Absent evidence that Menne and Huerta made material misrepresentations or omissions to the state court, the district court properly granted summary judgment.[ See Celotex Corp. v. Catrett, 477 U.S. 317, 322-23 (1986) (stating that "a complete failure of proof" on an essential element of a claim warrants summary judgment).

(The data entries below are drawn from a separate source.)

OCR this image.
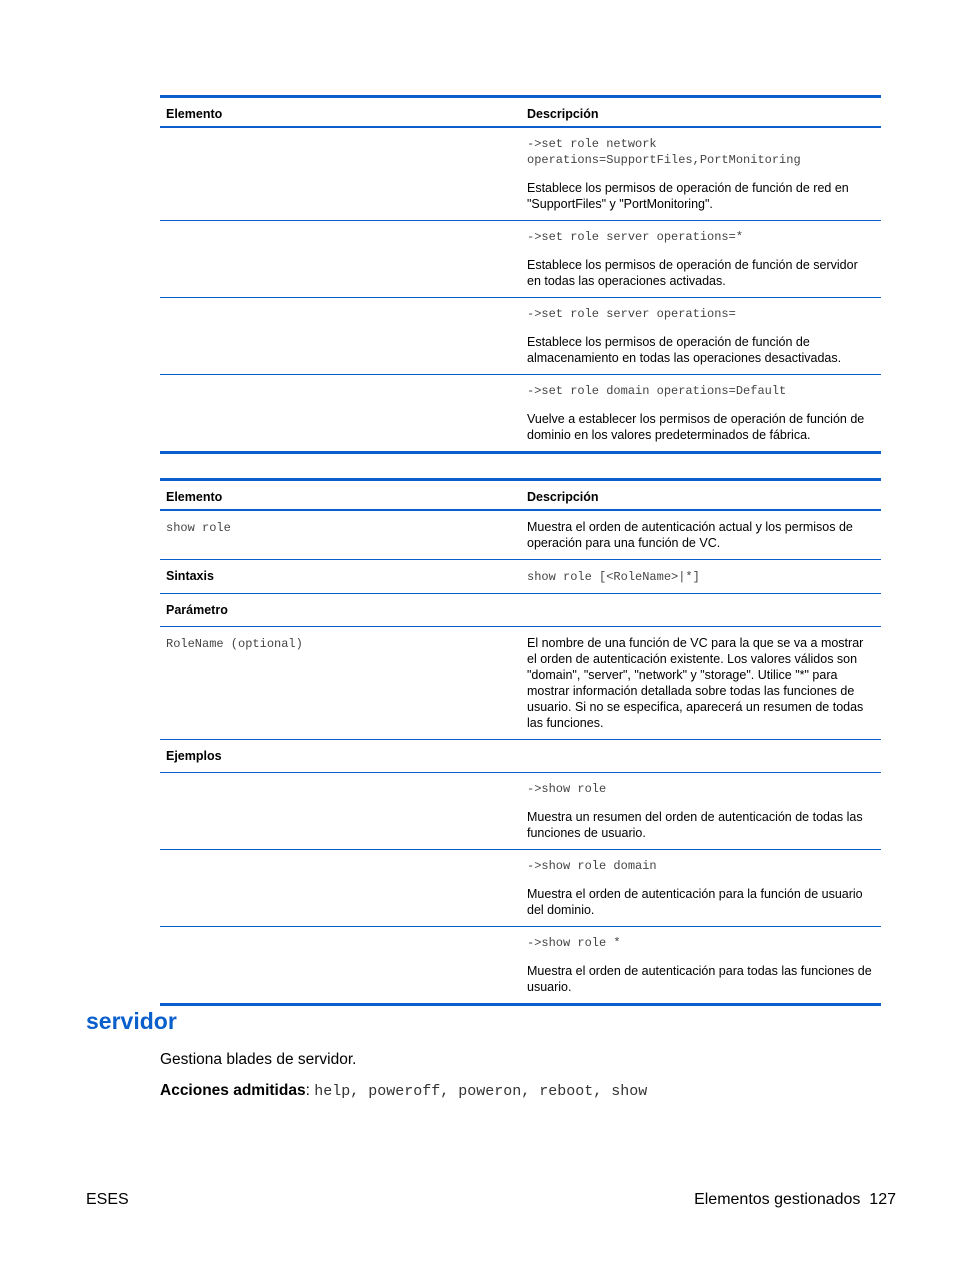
Elemento	Descripción

	->set role network
operations=SupportFiles,PortMonitoring
Establece los permisos de operación de función de red en "SupportFiles" y "PortMonitoring".

	->set role server operations=*
Establece los permisos de operación de función de servidor en todas las operaciones activadas.

	->set role server operations=
Establece los permisos de operación de función de almacenamiento en todas las operaciones desactivadas.

	->set role domain operations=Default
Vuelve a establecer los permisos de operación de función de dominio en los valores predeterminados de fábrica.
Elemento	Descripción
show role	Muestra el orden de autenticación actual y los permisos de operación para una función de VC.
Sintaxis	show role [<RoleName>|*]
Parámetro	
RoleName (optional)	El nombre de una función de VC para la que se va a mostrar el orden de autenticación existente. Los valores válidos son "domain", "server", "network" y "storage". Utilice "*" para mostrar información detallada sobre todas las funciones de usuario. Si no se especifica, aparecerá un resumen de todas las funciones.
Ejemplos	

	->show role
Muestra un resumen del orden de autenticación de todas las funciones de usuario.

	->show role domain
Muestra el orden de autenticación para la función de usuario del dominio.

	->show role *
Muestra el orden de autenticación para todas las funciones de usuario.
servidor

Gestiona blades de servidor.

Acciones admitidas: help, poweroff, poweron, reboot, show

ESES	Elementos gestionados 127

Lim makes several other assertions, including that she was not provided a Korean interpreter by social workers and that she offered medical records and other materials to the district court, "alleging that [the materials] were in Menne and Huerta's possession but never provided to the [state] court." But Lim does not explain how the lack of an interpreter bears on her judicial deception claim. Nor does she point to any authority that Menne and Huerta had a duty to provide the state court with medical records or other documents, especially given that Lim was represented by counsel at the state court, and she provided at least some medical records to that court.
2. Lim also asserts that the district court erred by failing to grant her leave to amend the complaint so she could add a different CWS social worker as a defendant. Lim did not request leave to amend in the district court and thus she has waived the issue. See City of San Juan Capistrano v. Cal. Pub. Util. Comm'n, 937 F.3d 1278, 1282 (9th Cir. 2019).
AFFIRMED.
[*]This disposition is not appropriate for publication and is not precedent except as provided by Ninth Circuit Rule 36-3.
[**]The panel unanimously concludes this case is suitable for decision without oral argument. See Fed. R. App. P. 34(a)(2).